Muchos estamos orgullosos de haber conseguido lo que tenemos por nuestro esfuerzo, pero no olvidemos agradecer siempre la escurridiza mano de la suerte, de las circunstancias, de la ocasión. No hagamos pedagogía de ello. Ojo, no estoy diciendo que no haya que esforzarse en la vida, ni que las cosas valiosas no se alcancen sin un esfuerzo.
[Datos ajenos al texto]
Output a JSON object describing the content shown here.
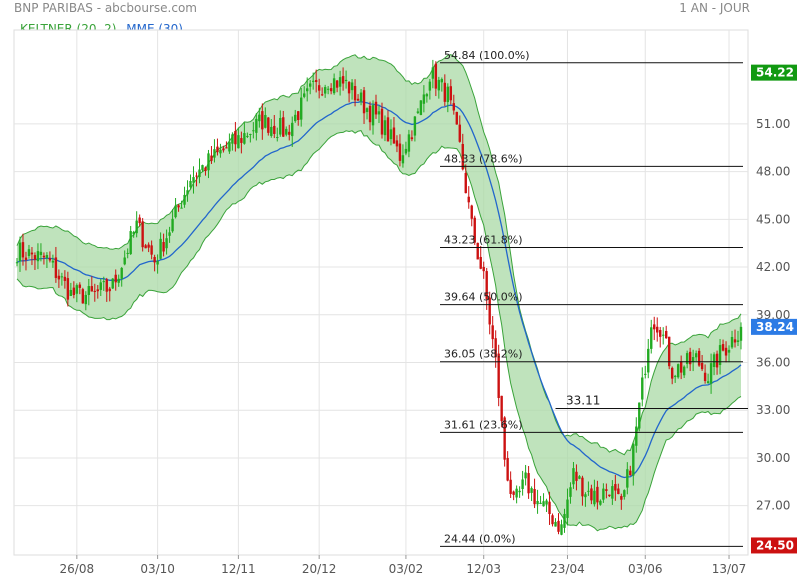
{
  "header": {
    "title": "BNP PARIBAS - abcbourse.com",
    "period": "1 AN - JOUR"
  },
  "legend": {
    "keltner": "KELTNER (20, 2)",
    "mme": "MME (30)"
  },
  "colors": {
    "up": "#22aa22",
    "down": "#cc1111",
    "ema": "#2266cc",
    "keltner_line": "#3aa33a",
    "keltner_fill": "#a9d9a6",
    "grid": "#e4e4e4",
    "axis_text": "#555555",
    "badge_high": "#119911",
    "badge_low": "#cc1111",
    "badge_last": "#2c7be5"
  },
  "chart_data": {
    "type": "candlestick",
    "ylim": [
      23.9,
      56.9
    ],
    "y_ticks": [
      "27.00",
      "30.00",
      "33.00",
      "36.00",
      "39.00",
      "42.00",
      "45.00",
      "48.00",
      "51.00"
    ],
    "x_ticks": [
      {
        "label": "26/08",
        "day": 20
      },
      {
        "label": "03/10",
        "day": 47
      },
      {
        "label": "12/11",
        "day": 74
      },
      {
        "label": "20/12",
        "day": 101
      },
      {
        "label": "03/02",
        "day": 130
      },
      {
        "label": "12/03",
        "day": 156
      },
      {
        "label": "23/04",
        "day": 184
      },
      {
        "label": "03/06",
        "day": 210
      },
      {
        "label": "13/07",
        "day": 238
      }
    ],
    "n_days": 243,
    "anchors": [
      [
        0,
        43.0
      ],
      [
        10,
        42.5
      ],
      [
        18,
        40.3
      ],
      [
        25,
        40.2
      ],
      [
        32,
        40.8
      ],
      [
        40,
        44.6
      ],
      [
        46,
        42.4
      ],
      [
        52,
        44.8
      ],
      [
        58,
        47.6
      ],
      [
        66,
        48.9
      ],
      [
        74,
        50.0
      ],
      [
        82,
        51.2
      ],
      [
        90,
        50.5
      ],
      [
        98,
        53.0
      ],
      [
        104,
        53.8
      ],
      [
        110,
        53.5
      ],
      [
        116,
        52.2
      ],
      [
        122,
        51.0
      ],
      [
        128,
        49.0
      ],
      [
        134,
        51.5
      ],
      [
        138,
        54.2
      ],
      [
        144,
        52.8
      ],
      [
        148,
        49.5
      ],
      [
        152,
        44.5
      ],
      [
        156,
        41.2
      ],
      [
        160,
        36.0
      ],
      [
        163,
        30.0
      ],
      [
        166,
        27.0
      ],
      [
        170,
        28.5
      ],
      [
        174,
        27.3
      ],
      [
        178,
        26.5
      ],
      [
        182,
        25.6
      ],
      [
        186,
        29.0
      ],
      [
        190,
        28.0
      ],
      [
        194,
        27.5
      ],
      [
        198,
        28.2
      ],
      [
        202,
        26.8
      ],
      [
        206,
        30.5
      ],
      [
        209,
        34.5
      ],
      [
        212,
        38.8
      ],
      [
        215,
        38.3
      ],
      [
        219,
        35.5
      ],
      [
        223,
        35.8
      ],
      [
        227,
        36.2
      ],
      [
        231,
        35.2
      ],
      [
        235,
        36.5
      ],
      [
        238,
        37.2
      ],
      [
        242,
        38.24
      ]
    ],
    "ema_period": 30,
    "keltner": {
      "period": 20,
      "mult": 2
    },
    "fibonacci": [
      {
        "label": "54.84  (100.0%)",
        "value": 54.84
      },
      {
        "label": "48.33  (78.6%)",
        "value": 48.33
      },
      {
        "label": "43.23  (61.8%)",
        "value": 43.23
      },
      {
        "label": "39.64  (50.0%)",
        "value": 39.64
      },
      {
        "label": "36.05  (38.2%)",
        "value": 36.05
      },
      {
        "label": "31.61  (23.6%)",
        "value": 31.61
      },
      {
        "label": "24.44  (0.0%)",
        "value": 24.44
      }
    ],
    "annotation": {
      "label": "33.11",
      "value": 33.11,
      "from_day": 180
    },
    "badges": [
      {
        "label": "54.22",
        "value": 54.22,
        "kind": "high"
      },
      {
        "label": "38.24",
        "value": 38.24,
        "kind": "last"
      },
      {
        "label": "24.50",
        "value": 24.5,
        "kind": "low"
      }
    ]
  }
}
Lo que me escama es hacer de ese peaje una cultura. Como ya he reflejado alguna vez no creo en el espíritu olímpico del  "más rápido, más alto, más fuerte". Creo que debemos entrenarnos muchas veces porque en ocasiones la vida es tan puñetera que no alcanzamos lo que queremos en el instante que lo queremos. Aprendemos a ser pacientes, a invertir tiempo, trabajo, inteligencia para lograr objetivos a largo plazo. Pero creo que de eso no hay que hacer un estilo de vida deseable. Es como si para evitar la salmonelosis nos acostumbráramos a comer productos en mal estado cada día en cada plato.
Tristemente, la mejor forma de lograr los frutos del esfuerzo es poseerlos de antemano. Parece como si sólo adelgazan los que nacieron delgados, sólo lograran buenas posiciones sociales los que nacieron en buenas familias, sólo puntúan alto en los tests los que no los necesitan para conseguir un buen puesto en un buffet. La única forma de hacerse rico es nacer rico. Así se da la paradoja de que sean éstos los que pidan el esfuerzo de otros. Un esfuerzo que beneficia más a los primeros que a los segundos. No deja de ser curioso que pidan esa “cultura del esfuerzo” aquellos que no han necesitado ninguno.